Lamb markets look good for the future
“This is the perfect storm,” says Kaycee sheep producer Bob Harlan about the sheep industry. “It is absolutely amazing that wool, pelts, meat, offal and salvage value are at an all time high at the same time.”
Brad Anderson, lamb supply manager for Mountain State Lamb Cooperative, says that lamb markets are aggressive and prices are high.
“Prices are down from the all-time market high this summer. They have settled down ten to fifteen cents from a month ago and stayed steady,” says Anderson. “We have not seen the seasonal fluctuation like we have in the past.”
“The current live market has been fairly steady for the last few weeks and really isn’t looking to change as we look forward to the near future,” adds Anderson. “We have enough lambs as we go into the next few weeks, so its not like we’re rushing out to compete on the open market.”
For Wyoming, the lamb market is as strong or stronger than in the rest of the U.S.
“The closing of Iowa Lamb takes away a marketing point for Midwest producers, and now those producers have to figure in freight,” adds Anderson.
Harlan agrees and says, “The sheep packing industry has shrunk. There are only four major packers.”
A new insurance program, LRP insurance, allows producers to lock in a profit.
“Looking at feeders, it is a fairly aggressive market because of the insurance for profit,” says Anderson. “They are competing heavily for feeder lambs in Idaho, Colorado, Wyoming and Utah upward of 2.20 to 2.45 for feeders ranging from 80 to 100 pounds.”
The world market and the value of the dollar also impact lamb markets.
“Australia is offering cuts that are cheaper,” says Anderson. “For instance, loins are seven dollars a pound cheaper than domestic loins, but we just are not sure what the supply will be for imports. If we have a weak dollar, it is not as feasible for them to ship to us.”
Harlan estimates the Australian supply is only 50 percent of what it was 10 years ago.
“Australia has been in an extended drought and in a shrinking supply. Replacements are being slaughtered,” says Harlan. “New Zealand is also trading sheep acres to dairy acres, limiting supply.”
The limited supply will continue to help prices rise, if demand remains steady.
According to Harlan, domestic slaughter numbers are down 14 percent.
“There is no volume of lambs in the United States,” he says. “When we keep replacements, that makes our slaughter numbers go down.”
“In the world, there is no great supply of lambs,” adds Harlan. “World supply of meat is down, and there is no meat in the freezer, which puts us back in true supply and demand scenario.”
Harlan describes that because of the weak dollar, importers don’t want to send their lamb to the U.S., so domestic producers aren’t competing as heavily with foreign supply.
“Gross carcass value for January to June of 2011 is up 36 percent from January to June 2010,” says Harlan. “We thought times would never get better than 2010, but they did.”
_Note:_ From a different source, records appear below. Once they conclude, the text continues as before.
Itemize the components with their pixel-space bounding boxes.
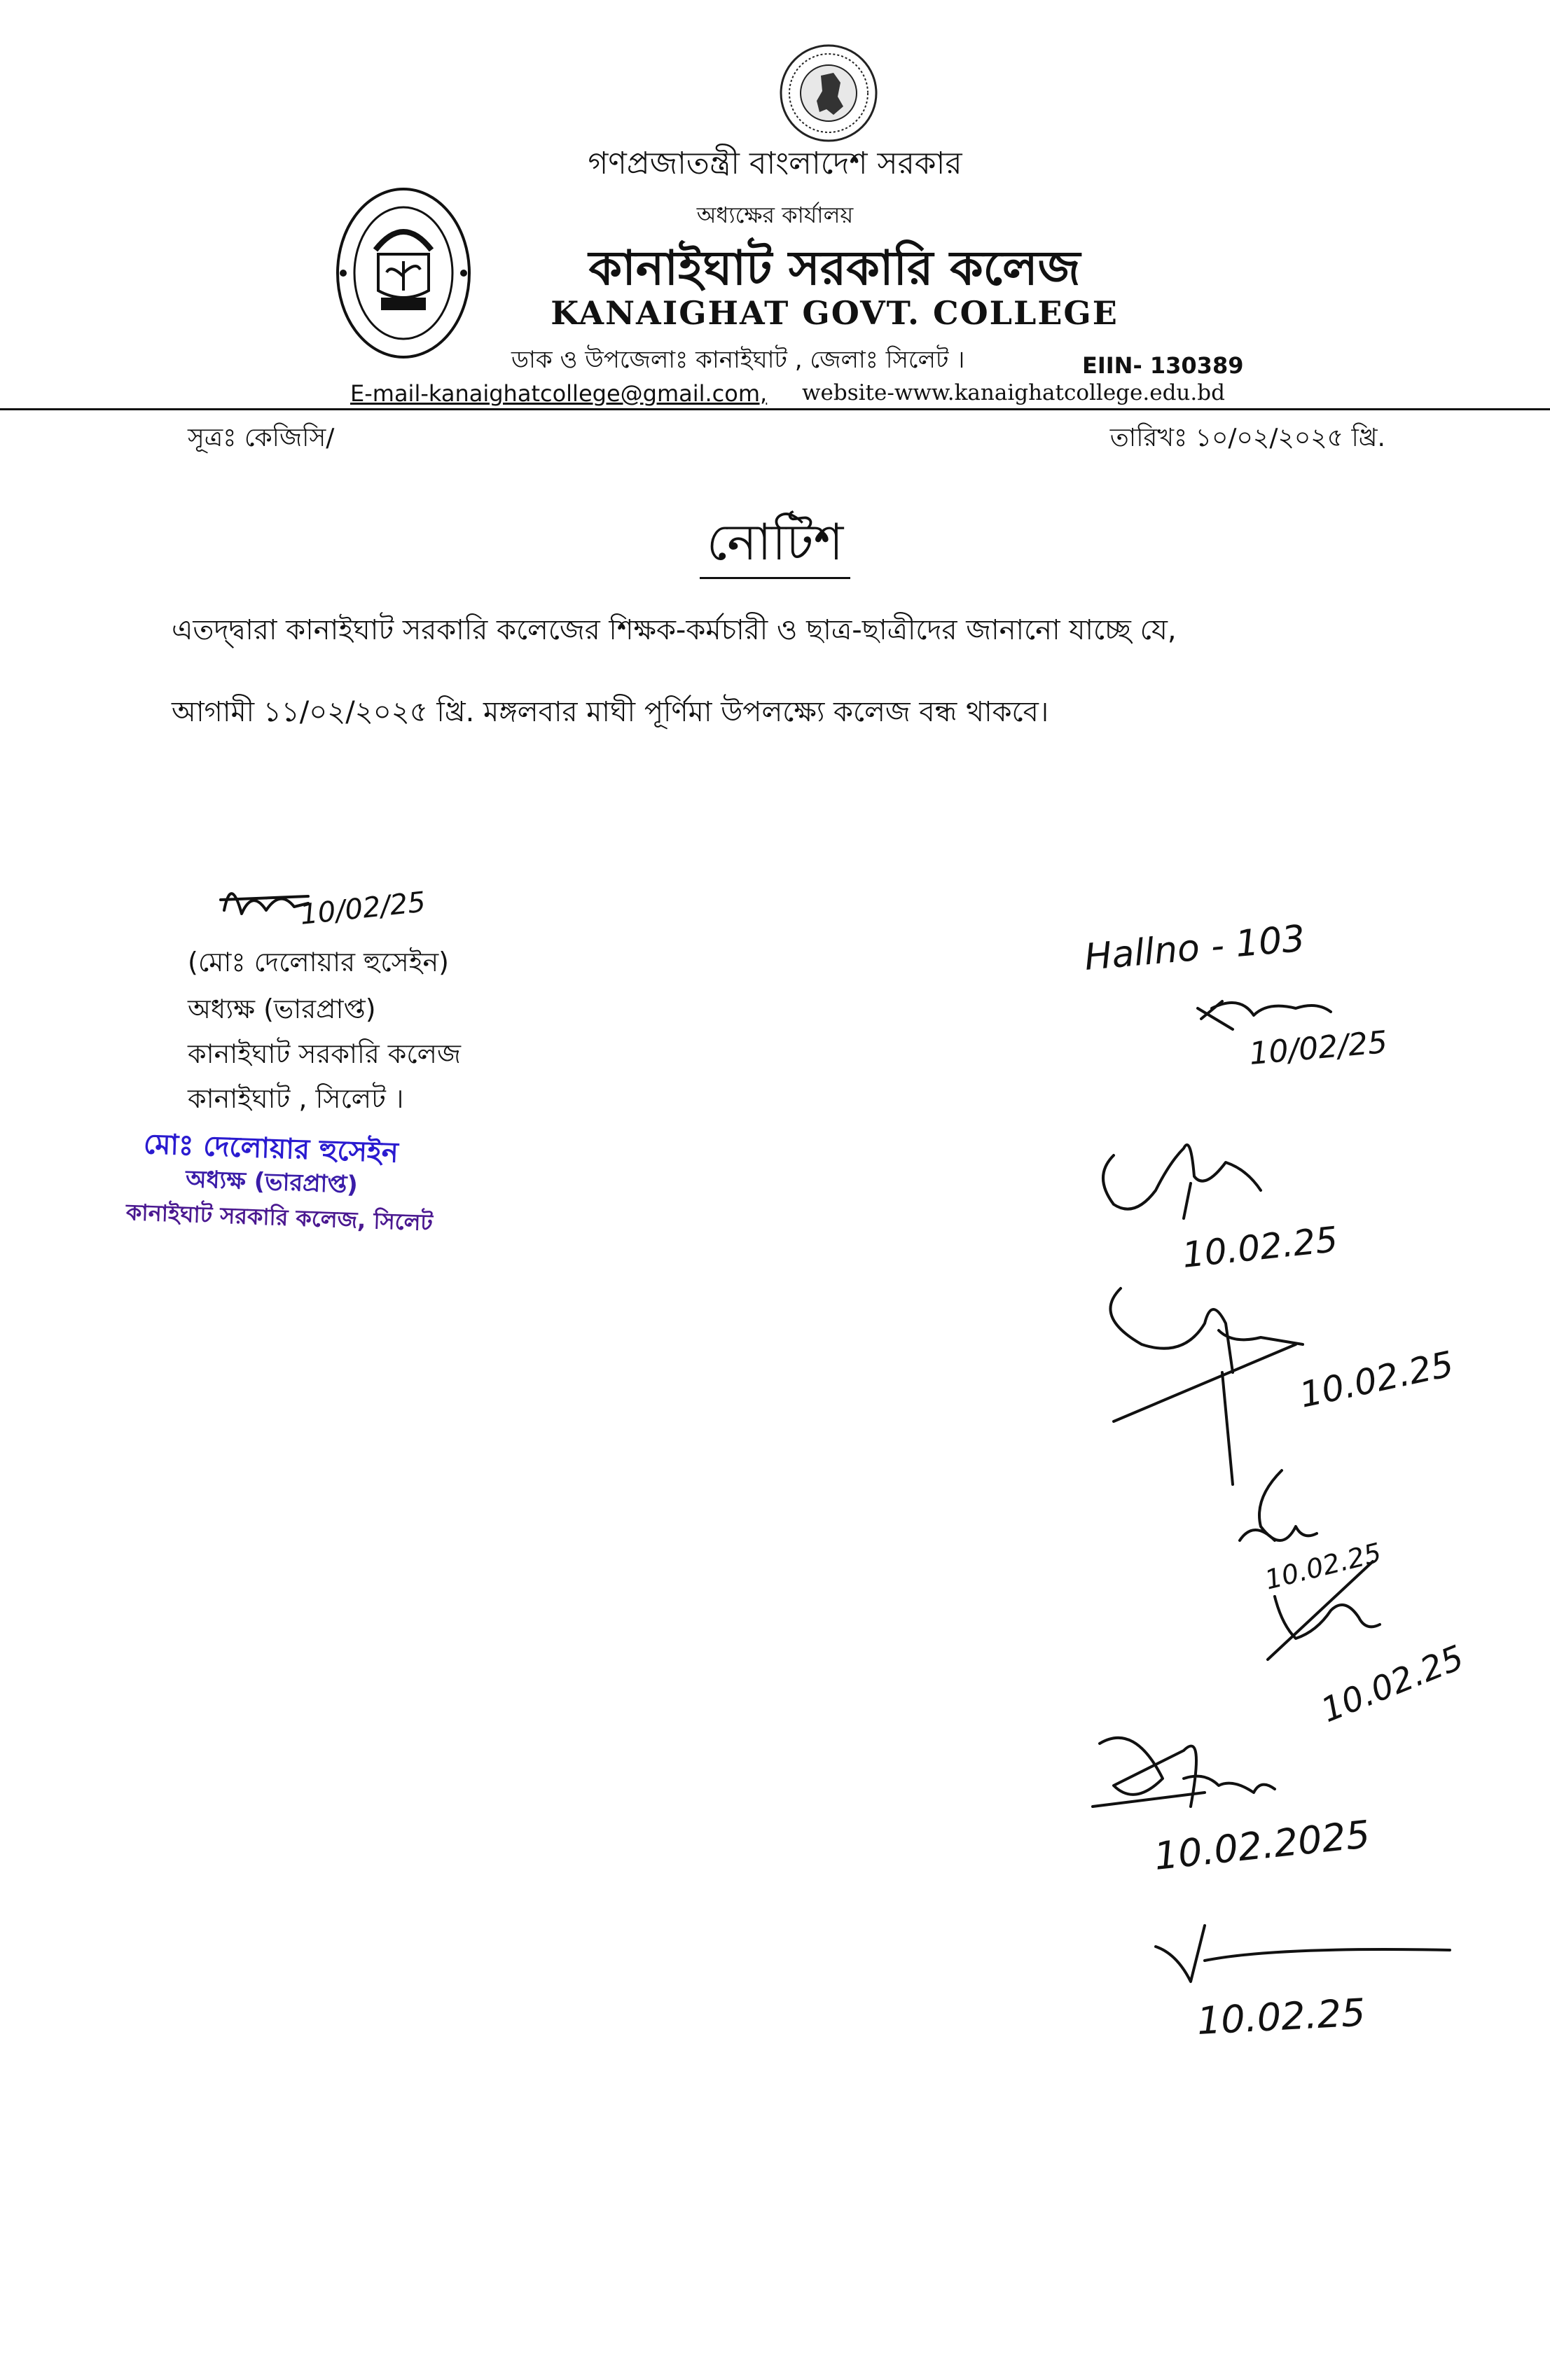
principal-signature [221, 893, 308, 914]
college-name-english: KANAIGHAT GOVT. COLLEGE [551, 294, 1119, 332]
notice-title-text: নোটিশ [700, 513, 851, 579]
eiin-number: EIIN- 130389 [1082, 352, 1244, 379]
stamp-institution: কানাইঘাট সরকারি কলেজ, সিলেট [125, 1199, 434, 1237]
reference-number: সূত্রঃ কেজিসি/ [188, 424, 335, 452]
signature-3 [1110, 1288, 1303, 1484]
signature-2 [1103, 1145, 1261, 1218]
signature-6 [1093, 1738, 1275, 1807]
signature-4-date: 10.02.25 [1261, 1537, 1385, 1596]
notice-date: তারিখঃ ১০/০২/২০২৫ খ্রি. [1109, 424, 1385, 452]
signature-7 [1156, 1926, 1450, 1982]
signatory-designation: অধ্যক্ষ (ভারপ্রাপ্ত) [188, 994, 376, 1024]
signature-1-date: 10/02/25 [1247, 1024, 1389, 1072]
signature-4 [1240, 1470, 1317, 1540]
signature-6-date: 10.02.2025 [1151, 1811, 1372, 1879]
signatory-name: (মোঃ দেলোয়ার হুসেইন) [188, 947, 449, 977]
signature-2-date: 10.02.25 [1180, 1218, 1340, 1276]
college-address: ডাক ও উপজেলাঃ কানাইঘাট , জেলাঃ সিলেট । [511, 346, 965, 374]
signatory-institution: কানাইঘাট সরকারি কলেজ [188, 1038, 461, 1069]
notice-body-line-2: আগামী ১১/০২/২০২৫ খ্রি. মঙ্গলবার মাঘী পূর্ণিমা উপলক্ষ্যে কলেজ বন্ধ থাকবে। [172, 696, 1049, 728]
stamp-name: মোঃ দেলোয়ার হুসেইন [143, 1128, 399, 1169]
stamp-designation: অধ্যক্ষ (ভারপ্রাপ্ত) [185, 1165, 359, 1199]
college-name-bangla: কানাইঘাট সরকারি কলেজ [588, 241, 1081, 296]
government-heading: গণপ্রজাতন্ত্রী বাংলাদেশ সরকার [588, 146, 962, 181]
signature-3-date: 10.02.25 [1296, 1343, 1458, 1416]
signature-7-date: 10.02.25 [1196, 1990, 1366, 2043]
principal-signature-date: 10/02/25 [298, 886, 427, 931]
website-link[interactable]: website-www.kanaighatcollege.edu.bd [802, 380, 1225, 405]
office-heading: অধ্যক্ষের কার্যালয় [696, 202, 854, 228]
hall-number-note: Hallno - 103 [1082, 917, 1307, 979]
notice-body-line-1: এতদ্দ্বারা কানাইঘাট সরকারি কলেজের শিক্ষক-কর্মচারী ও ছাত্র-ছাত্রীদের জানানো যাচ্ছে যে, [172, 614, 1177, 646]
email-link[interactable]: E-mail-kanaighatcollege@gmail.com, [350, 380, 768, 407]
signature-1 [1198, 1001, 1331, 1029]
signatory-location: কানাইঘাট , সিলেট । [188, 1083, 404, 1114]
signature-5-date: 10.02.25 [1315, 1638, 1469, 1731]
Anderson looks to this winter and spring, saying, “I think it’ll be a great winter and spring for producers. If you are raising lambs and selling them yourself, it looks great.”
“I think we’ll start to see more expansion in Wyoming and Idaho because producers have large incomes this year and are looking at having some tax liability,” says Anderson. “They are going to want to buy more ewes and increase a little bit.”
“The lamb feeder’s problem is amazing,” agrees Harlan. “When lamb feeders make money, they go out and buy more lambs.”
The week of Sept. 2, feeder lambs sold in Billings, Mont. between 213 and 243.50. According to the USDA Agriculture Marketing Service, lamb carcasses sold higher across the board.
Harlan also sees that the salvage value of ewes is high, meaning the sheep industry is doing well.
“The salvage value of a ewe is 70 to 100 dollars. Salvage value of ewes has got to be one of the most important things,” says Harlan. “When you can sell your old ewe for good money, that means the sheep industry is fairly strong.”
Harlan also estimates that salvage value will only continue to increase.
“The salvage value is going to be incredibly for two or three years because there are no sheep,” explains Harlan.
“There are opportunities out there,” says Harlan. “Wyoming was made with sheep on the range with no supplemental feed. You take a sheep out, and if you have good management skills, there is good opportunity right there.”